Reactions to his death came from across the political spectrum, highlighting him as a key figure in major national agreements in Portugal. “He knew how to build bridges to the left that allowed new projects in the country and that made him mayor of Lisbon and later president of the Republic”said the coordinator of Bloco de Esquerda, Catarina Martins.
From the right, the leader of the conservative PSD, Rui Rio, also agreed to claim this political origin, but also the “excellent” deal with Sampaio, whose public life takes stock “exceptionally positive”.
A history of training and militancy
Sampaio spent part of his childhood abroad, between United States and England, an experience that marked him, and that was interrupted in adolescence, which took place in Lisbon, where he also graduated in Law in 1961.
It is in this decade when his political restlessness awakens, especially protesting while he was a student and one of the protagonists of the academic crisis of opposition to the dictatorship, a context in which he participated in the creation of the Revolutionary Action Movement, radical left.
Already graduated he became involved in defense and political prisoners, and participated in resistance movements who were betting on a democratic alternative with a socialist base.
He would launch to realize that vision after the Carnation Revolution, on April 25, 1974, which brought democracy to Portugal.

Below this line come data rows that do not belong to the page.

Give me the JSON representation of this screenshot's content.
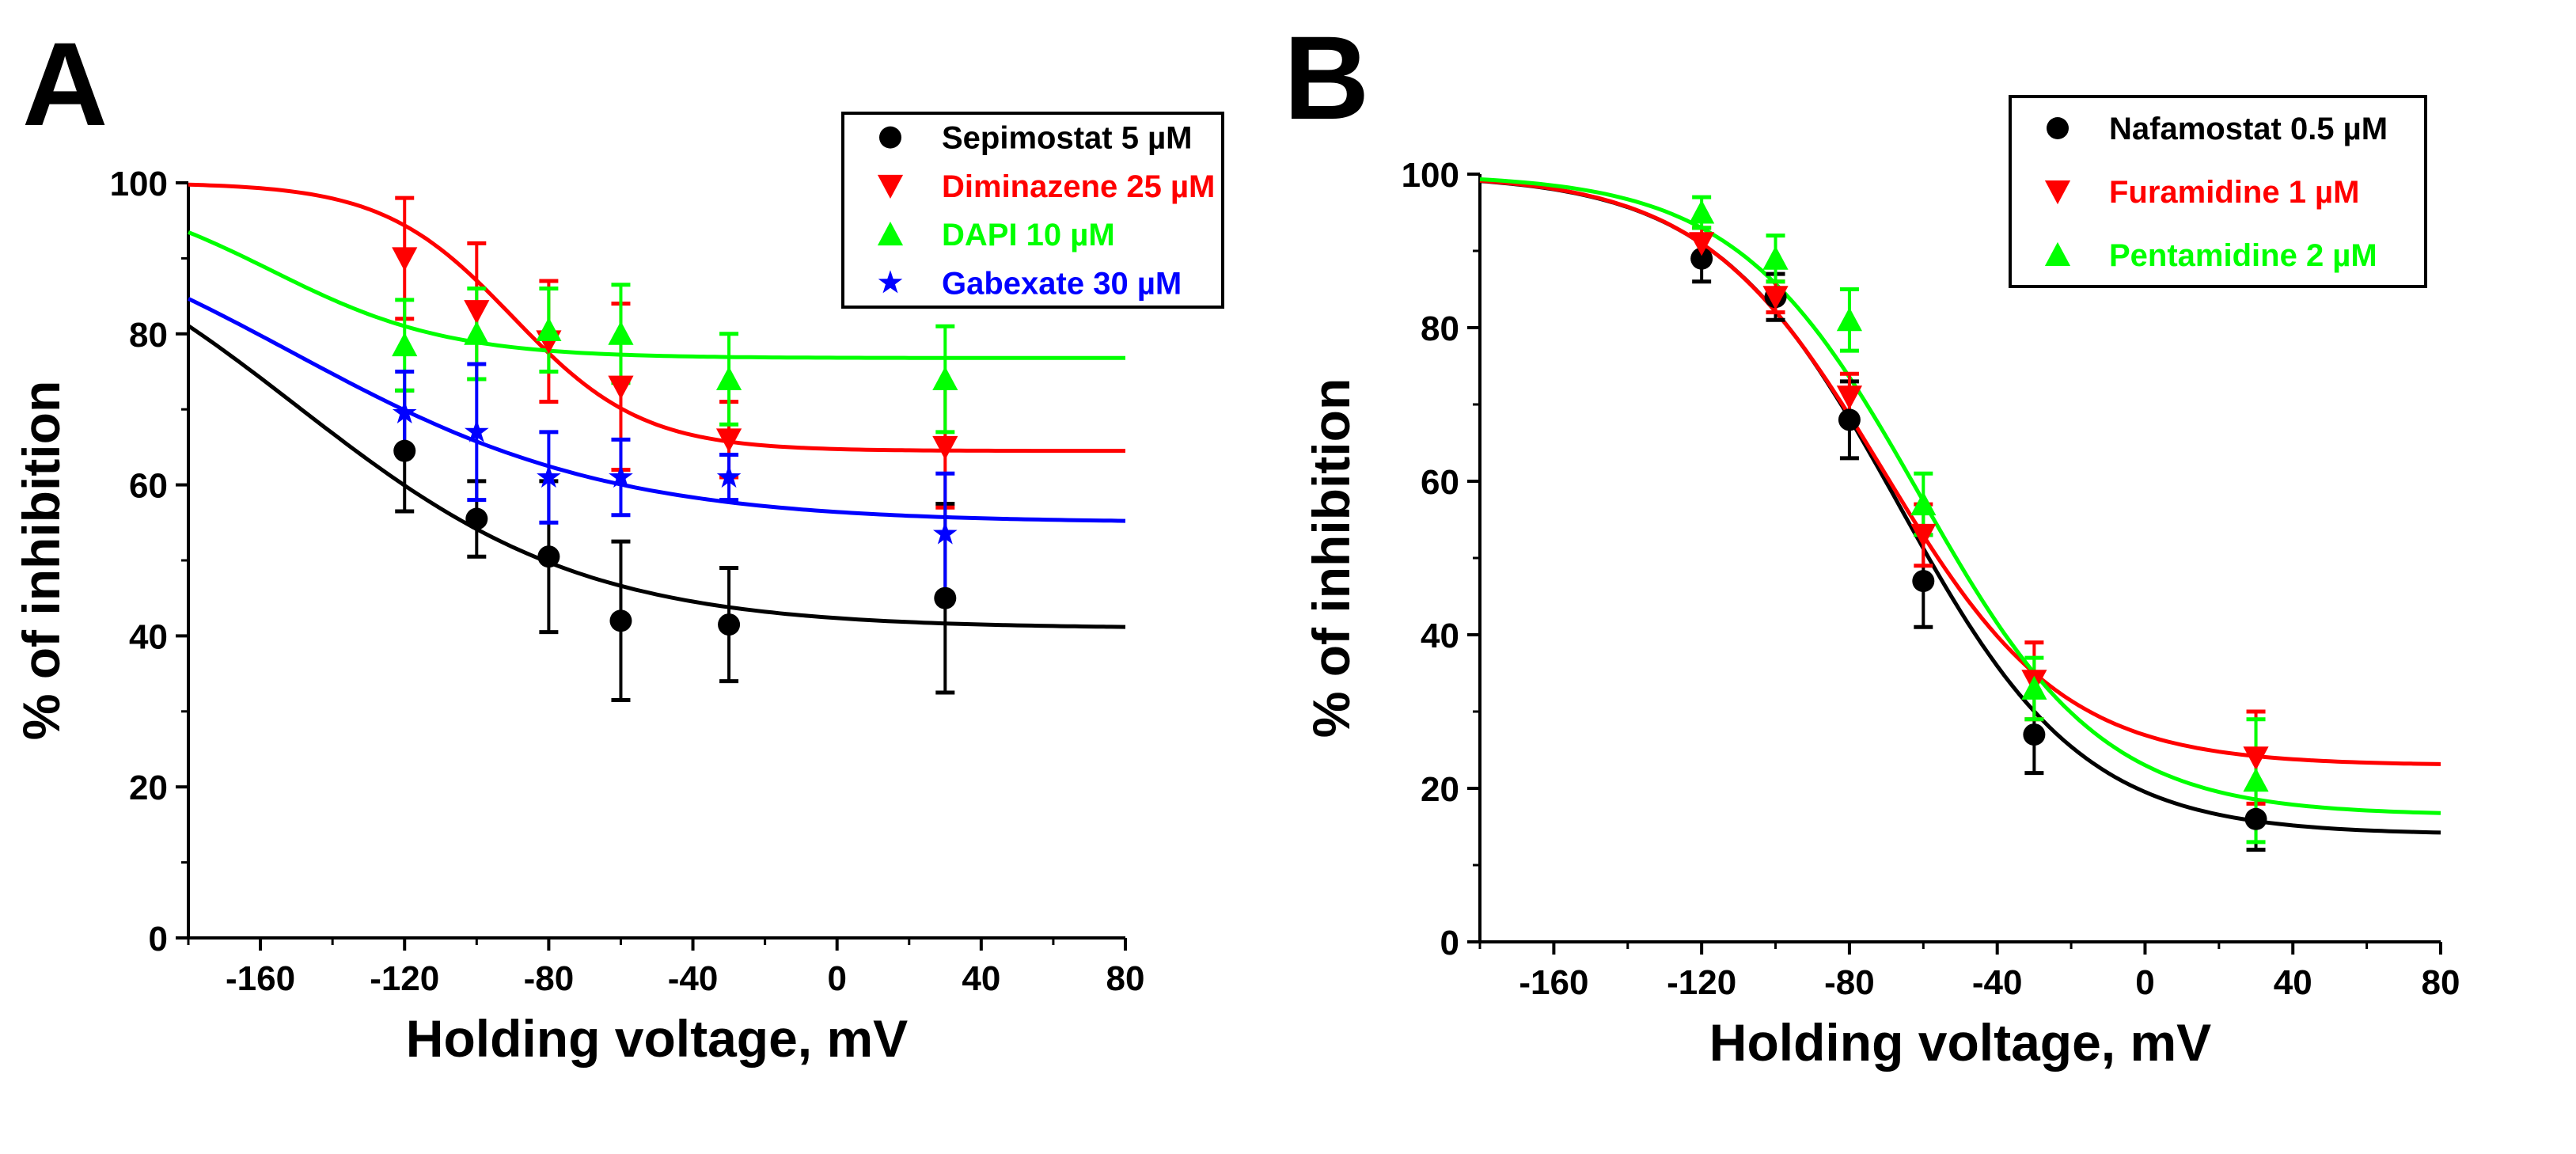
{
  "chart_data": [
    {
      "type": "scatter",
      "panel_label": "A",
      "xlabel": "Holding voltage, mV",
      "ylabel": "% of inhibition",
      "xlim": [
        -180,
        80
      ],
      "ylim": [
        0,
        100
      ],
      "xticks": [
        -160,
        -120,
        -80,
        -40,
        0,
        40,
        80
      ],
      "yticks": [
        0,
        20,
        40,
        60,
        80,
        100
      ],
      "grid": false,
      "legend_position": "top-right",
      "series": [
        {
          "name": "Sepimostat 5 µM",
          "color": "#000000",
          "marker": "circle",
          "x": [
            -120,
            -100,
            -80,
            -60,
            -30,
            30
          ],
          "y": [
            64.5,
            55.5,
            50.5,
            42,
            41.5,
            45
          ],
          "err": [
            8,
            5,
            10,
            10.5,
            7.5,
            12.5
          ],
          "fit": {
            "top": 100,
            "bottom": 41,
            "v_half": -150,
            "slope": 40
          }
        },
        {
          "name": "Diminazene 25 µM",
          "color": "#ff0000",
          "marker": "triangle-down",
          "x": [
            -120,
            -100,
            -80,
            -60,
            -30,
            30
          ],
          "y": [
            90,
            83,
            79,
            73,
            66,
            65
          ],
          "err": [
            8,
            9,
            8,
            11,
            5,
            8
          ],
          "fit": {
            "top": 100,
            "bottom": 64.5,
            "v_half": -90,
            "slope": 18
          }
        },
        {
          "name": "DAPI 10 µM",
          "color": "#00ff00",
          "marker": "triangle-up",
          "x": [
            -120,
            -100,
            -80,
            -60,
            -30,
            30
          ],
          "y": [
            78.5,
            80,
            80.5,
            80,
            74,
            74
          ],
          "err": [
            6,
            6,
            5.5,
            6.5,
            6,
            7
          ],
          "fit": {
            "top": 100,
            "bottom": 76.8,
            "v_half": -157,
            "slope": 24.6
          }
        },
        {
          "name": "Gabexate 30 µM",
          "color": "#0000ff",
          "marker": "star",
          "x": [
            -120,
            -100,
            -80,
            -60,
            -30,
            30
          ],
          "y": [
            69.5,
            67,
            61,
            61,
            61,
            53.5
          ],
          "err": [
            5.5,
            9,
            6,
            5,
            3,
            8
          ],
          "fit": {
            "top": 100,
            "bottom": 55,
            "v_half": -151,
            "slope": 44
          }
        }
      ]
    },
    {
      "type": "scatter",
      "panel_label": "B",
      "xlabel": "Holding voltage, mV",
      "ylabel": "% of inhibition",
      "xlim": [
        -180,
        80
      ],
      "ylim": [
        0,
        100
      ],
      "xticks": [
        -160,
        -120,
        -80,
        -40,
        0,
        40,
        80
      ],
      "yticks": [
        0,
        20,
        40,
        60,
        80,
        100
      ],
      "grid": false,
      "legend_position": "top-right",
      "series": [
        {
          "name": "Nafamostat 0.5 µM",
          "color": "#000000",
          "marker": "circle",
          "x": [
            -120,
            -100,
            -80,
            -60,
            -30,
            30
          ],
          "y": [
            89,
            84,
            68,
            47,
            27,
            16
          ],
          "err": [
            3,
            3,
            5,
            6,
            5,
            4
          ],
          "fit": {
            "top": 100,
            "bottom": 14,
            "v_half": -66.7,
            "slope": 24.9
          }
        },
        {
          "name": "Furamidine 1 µM",
          "color": "#ff0000",
          "marker": "triangle-down",
          "x": [
            -120,
            -100,
            -80,
            -60,
            -30,
            30
          ],
          "y": [
            91,
            84,
            71,
            53,
            34,
            24
          ],
          "err": [
            2,
            2,
            3,
            4,
            5,
            6
          ],
          "fit": {
            "top": 100,
            "bottom": 23,
            "v_half": -71,
            "slope": 24.3
          }
        },
        {
          "name": "Pentamidine 2 µM",
          "color": "#00ff00",
          "marker": "triangle-up",
          "x": [
            -120,
            -100,
            -80,
            -60,
            -30,
            30
          ],
          "y": [
            95,
            89,
            81,
            57,
            33,
            21
          ],
          "err": [
            2,
            3,
            4,
            4,
            4,
            8
          ],
          "fit": {
            "top": 100,
            "bottom": 16.5,
            "v_half": -61,
            "slope": 24.7
          }
        }
      ]
    }
  ]
}
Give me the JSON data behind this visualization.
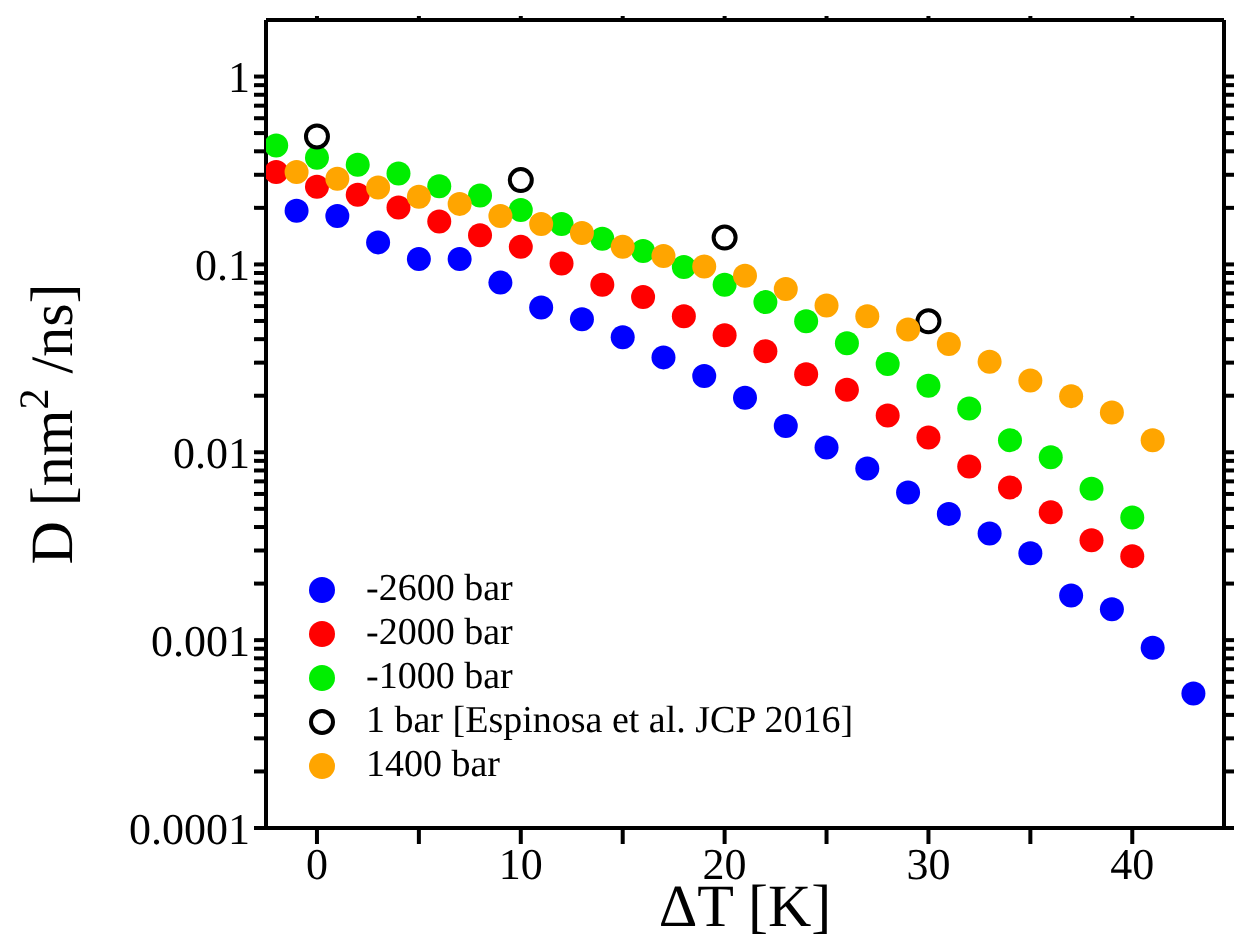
{
  "chart_data": {
    "type": "scatter",
    "xlabel": "ΔT [K]",
    "ylabel": "D [nm$^{2}$/ns]",
    "log": "y",
    "xlim": [
      -2.5,
      44.5
    ],
    "ylim": [
      0.0001,
      2
    ],
    "xticks": [
      0,
      {
        "value": 5,
        "label": null
      },
      10,
      {
        "value": 15,
        "label": null
      },
      20,
      {
        "value": 25,
        "label": null
      },
      30,
      {
        "value": 35,
        "label": null
      },
      40
    ],
    "yticks": [
      0.0001,
      {
        "value": 0.0002,
        "label": null
      },
      {
        "value": 0.0003,
        "label": null
      },
      {
        "value": 0.0004,
        "label": null
      },
      {
        "value": 0.0005,
        "label": null
      },
      {
        "value": 0.0006,
        "label": null
      },
      {
        "value": 0.0007,
        "label": null
      },
      {
        "value": 0.0008,
        "label": null
      },
      {
        "value": 0.0009,
        "label": null
      },
      0.001,
      {
        "value": 0.002,
        "label": null
      },
      {
        "value": 0.003,
        "label": null
      },
      {
        "value": 0.004,
        "label": null
      },
      {
        "value": 0.005,
        "label": null
      },
      {
        "value": 0.006,
        "label": null
      },
      {
        "value": 0.007,
        "label": null
      },
      {
        "value": 0.008,
        "label": null
      },
      {
        "value": 0.009,
        "label": null
      },
      0.01,
      {
        "value": 0.02,
        "label": null
      },
      {
        "value": 0.03,
        "label": null
      },
      {
        "value": 0.04,
        "label": null
      },
      {
        "value": 0.05,
        "label": null
      },
      {
        "value": 0.06,
        "label": null
      },
      {
        "value": 0.07,
        "label": null
      },
      {
        "value": 0.08,
        "label": null
      },
      {
        "value": 0.09,
        "label": null
      },
      0.1,
      {
        "value": 0.2,
        "label": null
      },
      {
        "value": 0.3,
        "label": null
      },
      {
        "value": 0.4,
        "label": null
      },
      {
        "value": 0.5,
        "label": null
      },
      {
        "value": 0.6,
        "label": null
      },
      {
        "value": 0.7,
        "label": null
      },
      {
        "value": 0.8,
        "label": null
      },
      {
        "value": 0.9,
        "label": null
      },
      1
    ],
    "legend": "bottom left",
    "marker": "circle",
    "series": [
      {
        "name": "-2600 bar",
        "color": "#0000ff",
        "x": [
          -1,
          1,
          3,
          5,
          7,
          9,
          11,
          13,
          15,
          17,
          19,
          21,
          23,
          25,
          27,
          29,
          31,
          33,
          35,
          37,
          39,
          41,
          43
        ],
        "values": [
          0.193,
          0.181,
          0.131,
          0.107,
          0.107,
          0.08,
          0.059,
          0.051,
          0.041,
          0.032,
          0.0255,
          0.0195,
          0.0138,
          0.0106,
          0.0082,
          0.0061,
          0.0047,
          0.0037,
          0.0029,
          0.00173,
          0.00146,
          0.00091,
          0.00052
        ]
      },
      {
        "name": "-2000 bar",
        "color": "#ff0000",
        "x": [
          -2,
          0,
          2,
          4,
          6,
          8,
          10,
          12,
          14,
          16,
          18,
          20,
          22,
          24,
          26,
          28,
          30,
          32,
          34,
          36,
          38,
          40
        ],
        "values": [
          0.31,
          0.259,
          0.235,
          0.201,
          0.169,
          0.143,
          0.124,
          0.101,
          0.078,
          0.067,
          0.053,
          0.042,
          0.0345,
          0.026,
          0.0215,
          0.0157,
          0.012,
          0.0084,
          0.0065,
          0.0048,
          0.0034,
          0.0028
        ]
      },
      {
        "name": "-1000 bar",
        "color": "#00ee00",
        "x": [
          -2,
          0,
          2,
          4,
          6,
          8,
          10,
          12,
          14,
          16,
          18,
          20,
          22,
          24,
          26,
          28,
          30,
          32,
          34,
          36,
          38,
          40
        ],
        "values": [
          0.43,
          0.37,
          0.339,
          0.305,
          0.261,
          0.233,
          0.195,
          0.164,
          0.137,
          0.118,
          0.097,
          0.078,
          0.063,
          0.0498,
          0.038,
          0.0295,
          0.0226,
          0.0171,
          0.0116,
          0.0094,
          0.0064,
          0.0045
        ]
      },
      {
        "name": "1 bar [Espinosa et al. JCP 2016]",
        "color": "#000000",
        "marker": "open circle",
        "x": [
          0,
          10,
          20,
          30
        ],
        "values": [
          0.48,
          0.281,
          0.139,
          0.0498
        ]
      },
      {
        "name": "1400 bar",
        "color": "#ffa500",
        "x": [
          -1,
          1,
          3,
          5,
          7,
          9,
          11,
          13,
          15,
          17,
          19,
          21,
          23,
          25,
          27,
          29,
          31,
          33,
          35,
          37,
          39,
          41
        ],
        "values": [
          0.31,
          0.286,
          0.257,
          0.229,
          0.21,
          0.181,
          0.164,
          0.147,
          0.124,
          0.111,
          0.0976,
          0.087,
          0.074,
          0.0605,
          0.053,
          0.045,
          0.0377,
          0.0303,
          0.0241,
          0.0199,
          0.0163,
          0.0116
        ]
      }
    ]
  }
}
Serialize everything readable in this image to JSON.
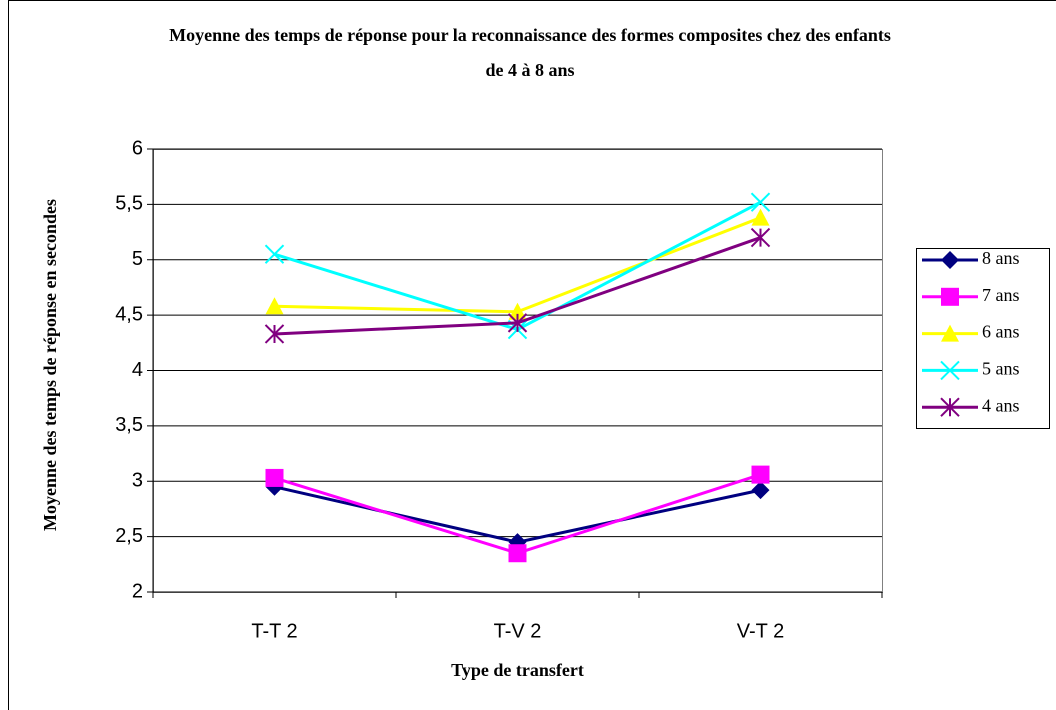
{
  "chart_data": {
    "type": "line",
    "title": "Moyenne des temps de réponse  pour la reconnaissance des formes composites chez des enfants de 4 à 8 ans",
    "x_label": "Type de transfert",
    "y_label": "Moyenne des temps de réponse en secondes",
    "categories": [
      "T-T 2",
      "T-V 2",
      "V-T 2"
    ],
    "series": [
      {
        "name": "8 ans",
        "color": "#000080",
        "marker": "diamond",
        "values": [
          2.95,
          2.45,
          2.92
        ]
      },
      {
        "name": "7 ans",
        "color": "#ff00ff",
        "marker": "square",
        "values": [
          3.03,
          2.35,
          3.06
        ]
      },
      {
        "name": "6 ans",
        "color": "#ffff00",
        "marker": "triangle",
        "values": [
          4.58,
          4.53,
          5.38
        ]
      },
      {
        "name": "5 ans",
        "color": "#00ffff",
        "marker": "x",
        "values": [
          5.05,
          4.37,
          5.52
        ]
      },
      {
        "name": "4 ans",
        "color": "#800080",
        "marker": "star",
        "values": [
          4.33,
          4.43,
          5.2
        ]
      }
    ],
    "ylim": [
      2,
      6
    ],
    "yticks": [
      2,
      {
        "value": 2.5,
        "label": "2,5"
      },
      3,
      {
        "value": 3.5,
        "label": "3,5"
      },
      4,
      {
        "value": 4.5,
        "label": "4,5"
      },
      5,
      {
        "value": 5.5,
        "label": "5,5"
      },
      6
    ],
    "grid": true,
    "legend": "right"
  }
}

Sampaio participated in the founding of the Movimiento de Izquierda Socialista (MES, for its acronym in Portuguese), but his presence was nevertheless short-lived due to disagreements with his course.
Then his tone became more moderate, and he emerged his profile as a man of meeting and agreements, which made it a link between the democratic institutions and the moderate wing of the Movement of the Armed Forces, the engine of the revolution.